After the meeting, Clark told the Berkeley Independent that she hopes the district will realize the possible school changes could greatly affect the lives of "people that live and support this community.

"They don’t need to do what’s best for them and their short-term goals," she said of district officials. "They need to think about the people that pay the taxes, that pay their salaries and…vote them into office."

Clark said she is “absolutely” against her children having to switch to Stratford, saying she chose to move to Sangaree because of Cane Bay High.

“Both of my children have refused to go to Stratford and they…will (be) home-schooled if forced,” she said.

Clark said she plans to stay on top of the issue and also expressed frustration that the meeting was originally meant to be a forum “where we could ask collective questions,” as opposed to the drop-in format.

According to resident Jessica Schieffer, who lives in one of the areas under the consideration for attendance line changes, said her sophomore daughter, Jennah Wright, is enrolled in a Cane Bay High law program not offered at Stratford and also doesn't want Wright to switch schools.

“If they do decide to move us to Stratford, I’m fighting,” Schieffer said.

She added that the issue goes beyond the children, affecting home prices in an area she's lived 23 years.

“It’s our property values as well,” Schieffer said.

Tracy Sineath, who has an 11th-grade son, with Asperger's, in advanced placement classes, also expressed concerns about his teen going to a whole new school his senior year.
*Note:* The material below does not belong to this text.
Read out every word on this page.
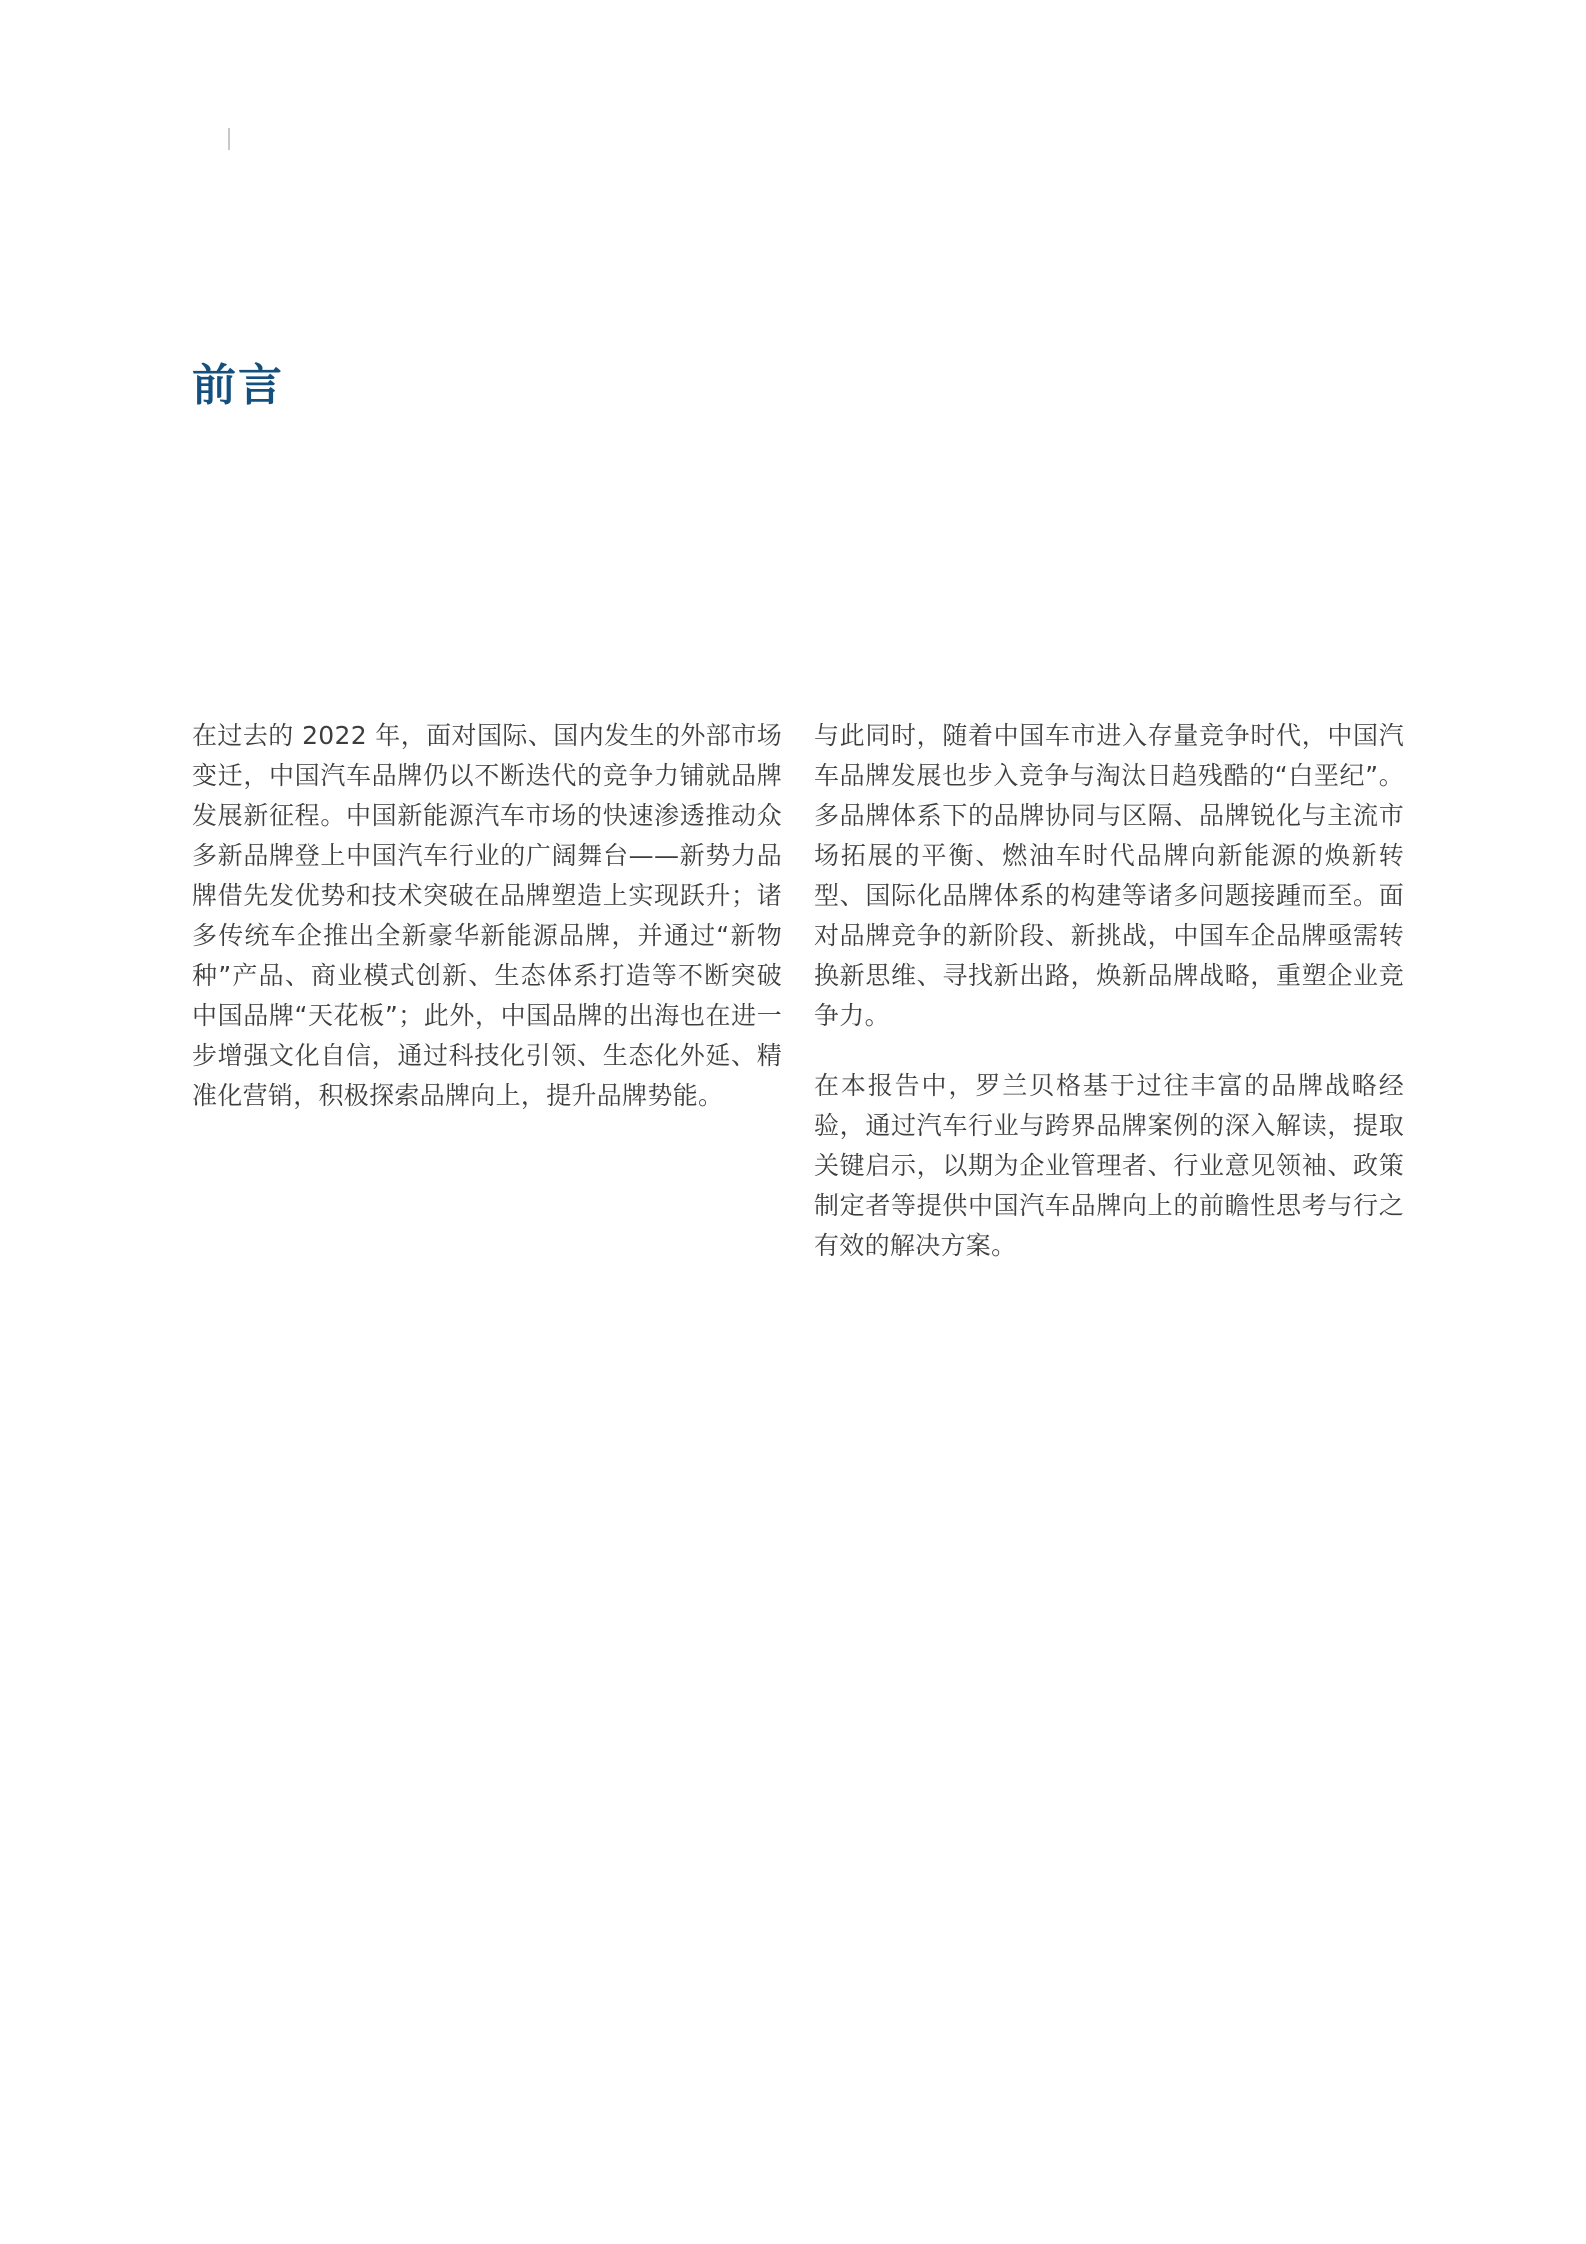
前言

在过去的 2022 年，面对国际、国内发生的外部市场变迁，中国汽车品牌仍以不断迭代的竞争力铺就品牌发展新征程。中国新能源汽车市场的快速渗透推动众多新品牌登上中国汽车行业的广阔舞台——新势力品牌借先发优势和技术突破在品牌塑造上实现跃升；诸多传统车企推出全新豪华新能源品牌，并通过“新物种”产品、商业模式创新、生态体系打造等不断突破中国品牌“天花板”；此外，中国品牌的出海也在进一步增强文化自信，通过科技化引领、生态化外延、精准化营销，积极探索品牌向上，提升品牌势能。

与此同时，随着中国车市进入存量竞争时代，中国汽车品牌发展也步入竞争与淘汰日趋残酷的“白垩纪”。多品牌体系下的品牌协同与区隔、品牌锐化与主流市场拓展的平衡、燃油车时代品牌向新能源的焕新转型、国际化品牌体系的构建等诸多问题接踵而至。面对品牌竞争的新阶段、新挑战，中国车企品牌亟需转换新思维、寻找新出路，焕新品牌战略，重塑企业竞争力。

在本报告中，罗兰贝格基于过往丰富的品牌战略经验，通过汽车行业与跨界品牌案例的深入解读，提取关键启示，以期为企业管理者、行业意见领袖、政策制定者等提供中国汽车品牌向上的前瞻性思考与行之有效的解决方案。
He said he had a similar change his final year of high school.

“I was a senior going to a whole new school my senior year, it killed me,” Sineath said, adding that he moved into his neighborhood 12 years ago with the understanding his children would be going to Cane Bay High.

“And now we’re being told, ‘Oh, hey, we might do this,’ but we don’t have real answers," he said.

Sineath said he was hoping to have his say during Thursday night’s meeting but was dissatisfied with the setup, saying he wanted an open forum.

“I didn’t come here for a lecture, I came here to give you my opinion,” he said.

The next community meeting has not yet been announced.